LITTLE VILLAGE — A former Chicago Public School’s principal who worked for the Obama Administration and a union organizer will run for 12th Ward alderman on the city’s Southwest Side — a seat currently held by Ald. George Cardenas.
In interviews with Block Club Chicago, the two candidates criticized Cardenas for not being a fierce advocate for the communities of 12th Ward residents.
Cardenas, the chairman of the Health and Environmental Protection Committee, said in a statement he is “entrenched in the day-to-day operations of my community and fully engaged in the obstacles we face on the Southwest Side.”
The 12th Ward alderman said he is thankful for what he and his constituents have accomplished together during his four terms.

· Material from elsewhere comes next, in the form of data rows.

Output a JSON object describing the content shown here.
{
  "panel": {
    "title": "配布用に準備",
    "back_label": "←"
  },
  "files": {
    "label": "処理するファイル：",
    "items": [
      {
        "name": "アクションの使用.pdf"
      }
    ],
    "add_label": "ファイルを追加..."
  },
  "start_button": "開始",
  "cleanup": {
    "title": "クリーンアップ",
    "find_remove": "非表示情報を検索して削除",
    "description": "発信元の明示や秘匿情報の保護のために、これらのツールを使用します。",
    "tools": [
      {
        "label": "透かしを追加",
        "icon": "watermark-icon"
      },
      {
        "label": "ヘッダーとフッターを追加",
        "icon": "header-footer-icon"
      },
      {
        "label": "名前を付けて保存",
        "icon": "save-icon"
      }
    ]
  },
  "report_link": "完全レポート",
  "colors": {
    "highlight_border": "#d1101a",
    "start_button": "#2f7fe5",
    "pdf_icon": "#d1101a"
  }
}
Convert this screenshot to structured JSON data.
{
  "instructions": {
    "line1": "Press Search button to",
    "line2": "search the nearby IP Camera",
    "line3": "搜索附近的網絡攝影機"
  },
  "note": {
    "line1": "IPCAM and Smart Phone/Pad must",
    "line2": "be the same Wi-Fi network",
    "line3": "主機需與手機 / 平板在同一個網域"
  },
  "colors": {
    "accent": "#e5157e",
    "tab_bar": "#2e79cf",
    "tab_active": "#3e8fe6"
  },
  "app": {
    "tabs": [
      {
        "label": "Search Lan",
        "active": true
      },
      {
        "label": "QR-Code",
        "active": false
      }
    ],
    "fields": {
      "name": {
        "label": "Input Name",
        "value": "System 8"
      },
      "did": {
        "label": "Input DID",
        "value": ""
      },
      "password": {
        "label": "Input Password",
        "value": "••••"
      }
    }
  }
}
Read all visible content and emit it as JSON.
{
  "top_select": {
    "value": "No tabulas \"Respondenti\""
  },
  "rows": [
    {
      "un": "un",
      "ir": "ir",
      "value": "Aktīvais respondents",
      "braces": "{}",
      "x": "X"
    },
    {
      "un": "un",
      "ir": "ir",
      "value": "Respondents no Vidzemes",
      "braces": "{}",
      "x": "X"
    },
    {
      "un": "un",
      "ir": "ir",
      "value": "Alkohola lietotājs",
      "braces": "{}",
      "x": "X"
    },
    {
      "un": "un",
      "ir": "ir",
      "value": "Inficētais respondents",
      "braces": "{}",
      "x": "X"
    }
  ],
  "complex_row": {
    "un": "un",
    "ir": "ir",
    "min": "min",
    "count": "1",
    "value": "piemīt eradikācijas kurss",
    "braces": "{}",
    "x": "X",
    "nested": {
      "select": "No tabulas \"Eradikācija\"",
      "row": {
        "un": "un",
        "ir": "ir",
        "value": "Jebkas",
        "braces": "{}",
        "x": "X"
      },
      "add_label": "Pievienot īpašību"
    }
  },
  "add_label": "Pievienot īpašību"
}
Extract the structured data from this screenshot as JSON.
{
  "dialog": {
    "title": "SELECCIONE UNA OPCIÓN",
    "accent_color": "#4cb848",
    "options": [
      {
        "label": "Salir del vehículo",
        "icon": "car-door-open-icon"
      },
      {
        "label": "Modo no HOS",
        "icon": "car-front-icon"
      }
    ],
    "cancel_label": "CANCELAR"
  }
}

He said he hopes to continue to “battle fiercely for equitable resources, and sound economic decisions.”
“Years of hard work have brought us here, and we are on our way to having a thriving, economically viable, sustainable and safer environment for our families,” Cardenas said.
Meet the candidates that are challenging Cardenas.

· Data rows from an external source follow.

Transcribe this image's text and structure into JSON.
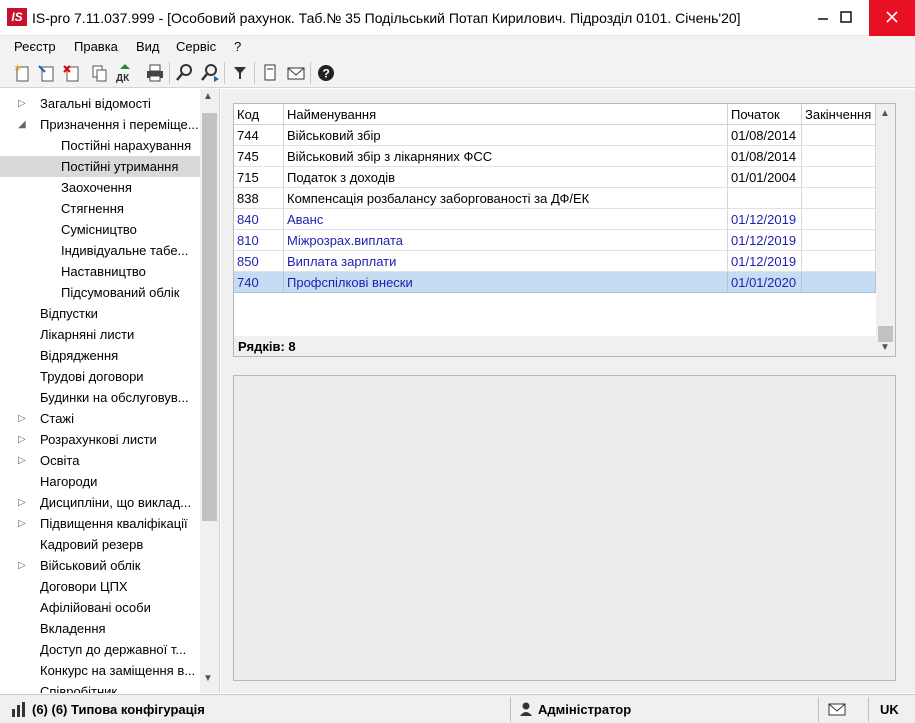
{
  "window": {
    "logo": "IS",
    "title": "IS-pro 7.11.037.999 - [Особовий рахунок. Таб.№ 35 Подільський Потап Кирилович. Підрозділ 0101. Січень'20]",
    "minimize_icon": "–",
    "maximize_icon": "☐",
    "close_icon": "✕"
  },
  "menu": [
    "Реєстр",
    "Правка",
    "Вид",
    "Сервіс",
    "?"
  ],
  "toolbar": {
    "icons": [
      "new-doc-icon",
      "edit-doc-icon",
      "delete-doc-icon",
      "copy-icon",
      "dk-icon",
      "print-icon",
      "search-icon",
      "search-next-icon",
      "filter-icon",
      "card-icon",
      "mail-icon",
      "help-icon"
    ],
    "dk_label": "ДК"
  },
  "tree": {
    "expanded_arrow": "◢",
    "collapsed_arrow": "▷",
    "items": [
      {
        "label": "Загальні відомості"
      },
      {
        "label": "Призначення і переміще..."
      },
      {
        "label": "Постійні нарахування"
      },
      {
        "label": "Постійні утримання"
      },
      {
        "label": "Заохочення"
      },
      {
        "label": "Стягнення"
      },
      {
        "label": "Сумісництво"
      },
      {
        "label": "Індивідуальне табе..."
      },
      {
        "label": "Наставництво"
      },
      {
        "label": "Підсумований облік"
      },
      {
        "label": "Відпустки"
      },
      {
        "label": "Лікарняні листи"
      },
      {
        "label": "Відрядження"
      },
      {
        "label": "Трудові договори"
      },
      {
        "label": "Будинки на обслуговув..."
      },
      {
        "label": "Стажі"
      },
      {
        "label": "Розрахункові листи"
      },
      {
        "label": "Освіта"
      },
      {
        "label": "Нагороди"
      },
      {
        "label": "Дисципліни, що виклад..."
      },
      {
        "label": "Підвищення кваліфікації"
      },
      {
        "label": "Кадровий резерв"
      },
      {
        "label": "Військовий облік"
      },
      {
        "label": "Договори ЦПХ"
      },
      {
        "label": "Афілійовані особи"
      },
      {
        "label": "Вкладення"
      },
      {
        "label": "Доступ до державної т..."
      },
      {
        "label": "Конкурс на заміщення в..."
      },
      {
        "label": "Співробітник"
      }
    ],
    "scroll_up": "▲",
    "scroll_down": "▼"
  },
  "grid": {
    "columns": [
      "Код",
      "Найменування",
      "Початок",
      "Закінчення"
    ],
    "rows": [
      {
        "code": "744",
        "name": "Військовий збір",
        "start": "01/08/2014",
        "end": ""
      },
      {
        "code": "745",
        "name": "Військовий збір з лікарняних ФСС",
        "start": "01/08/2014",
        "end": ""
      },
      {
        "code": "715",
        "name": "Податок з доходів",
        "start": "01/01/2004",
        "end": ""
      },
      {
        "code": "838",
        "name": "Компенсація розбалансу заборгованості за ДФ/ЕК",
        "start": "",
        "end": ""
      },
      {
        "code": "840",
        "name": "Аванс",
        "start": "01/12/2019",
        "end": ""
      },
      {
        "code": "810",
        "name": "Міжрозрах.виплата",
        "start": "01/12/2019",
        "end": ""
      },
      {
        "code": "850",
        "name": "Виплата зарплати",
        "start": "01/12/2019",
        "end": ""
      },
      {
        "code": "740",
        "name": "Профспілкові внески",
        "start": "01/01/2020",
        "end": ""
      }
    ],
    "footer": "Рядків: 8",
    "scroll_up": "▲",
    "scroll_down": "▼"
  },
  "status": {
    "config": "(6) (6) Типова конфігурація",
    "user": "Адміністратор",
    "lang": "UK"
  },
  "colors": {
    "accent_red": "#c8102e",
    "blue_text": "#1f1fb0",
    "selection": "#c5dcf2"
  }
}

The 12th Ward includes parts of Little Village, Back of the Yards, Brighton Park and McKinley Park neighborhoods.
DeMay, a union organizer for Workers United — a Service Employees International Union affiliate — promises to put 12th Ward residents “in the driver’s seat and in control of [the] destiny of the ward.”
“We’ve been rattling in the back seat for far too long,” DeMay said. “Under George Cardenas and Rahm Emanuel, our Southwest Side neighborhoods have been largely forgotten.”
The 47-year old candidate, who has been living in McKinley Park for 16 years, aims to address public safety concerns and bring more funding to neighborhood schools and parks by working to eliminate the tax-increment financing (TIF) program that he says allows tax dollars to be “siphoned” from the wards.
DeMay also looks to tackle environmental justice issues, pointing to the highly contentious MAT Asphalt Plant across from McKinley Park. The aldermanic candidate said the asphalt plant has compromised air quality in the neighborhood, and he aims to get the company to move out.
DeMay, who has worked “on and off” for 20 years at Workers United, has also worked as representative for United Automobile Workers (UAW), as a central regional director for Actors’ Equity Association and as a field organizer for Elevate Energy, a nonprofit dedicated to addressing environmental issues.
“I want to make sure we have someone in office that is going to put residents first, who is going to be concerned with clean air, and clean water…the education of our youth, and will fight for resources for our ward,” DeMay said.
DeMay previously ran against Cardenas in 2015, but was removed from the ballot after the Chicago’s Board of Election Commissioners ruled signatures were invalid.
“We learned some hard lessons last time,” DeMay said. “We are going to be much better prepared and we will be on the ballot this time.”
Rico, a senior vice president for community impact at United Way Metro Chicago and former executive director of the White House Initiative on Education Excellence for Hispanics under the Obama administration, said the lack of change across the ward inspired him to run for the 12th Ward seat.
“I’ve seen over the last decade or so, like the rest of the city, a lot of issues have not improved, especially in my ‘hood,” Rico said.
Rico, 48, has also worked as a principal at the Multicultural Arts School at Little Village High School, a director of community organizing for the Illinois Coalition for Immigrant and Refugee Rights and a teacher at the Latino Youth Alternative School in the early ’90s.
The La Villita resident points to crime, cuts to education funding and a lack of living wage jobs as challenges facing the 12th ward and the city as a whole. Rico said Cardenas has not done enough to bring “folks together and try to solve these issues.”
Nearly a year ago, Rico’s son was shot. He said he saw firsthand how the city is “ill-equipped to address the issues of trauma.”
“I couldn’t get a psychiatrist to see [my son] near my house,” Rico said, who pointed to the closing of mental health facilities among the reasons.
He aims to improve the “livability and opportunity” of the ward by creating vibrant business districts around Archer Avenue and Cermak Road and will work to improve the quality of schools by ensuring they are fully funded.
Rico also aims to tackle environmental pollution in the ward including the recently opened asphalt plant in McKinley Park, which he said has “seriously damaged the air quality.”
“We really need a progressive voice to raise some of these issues,” Rico said. “I want to be involved in finding systematic and policy solutions to the issues that affect my neighbors.”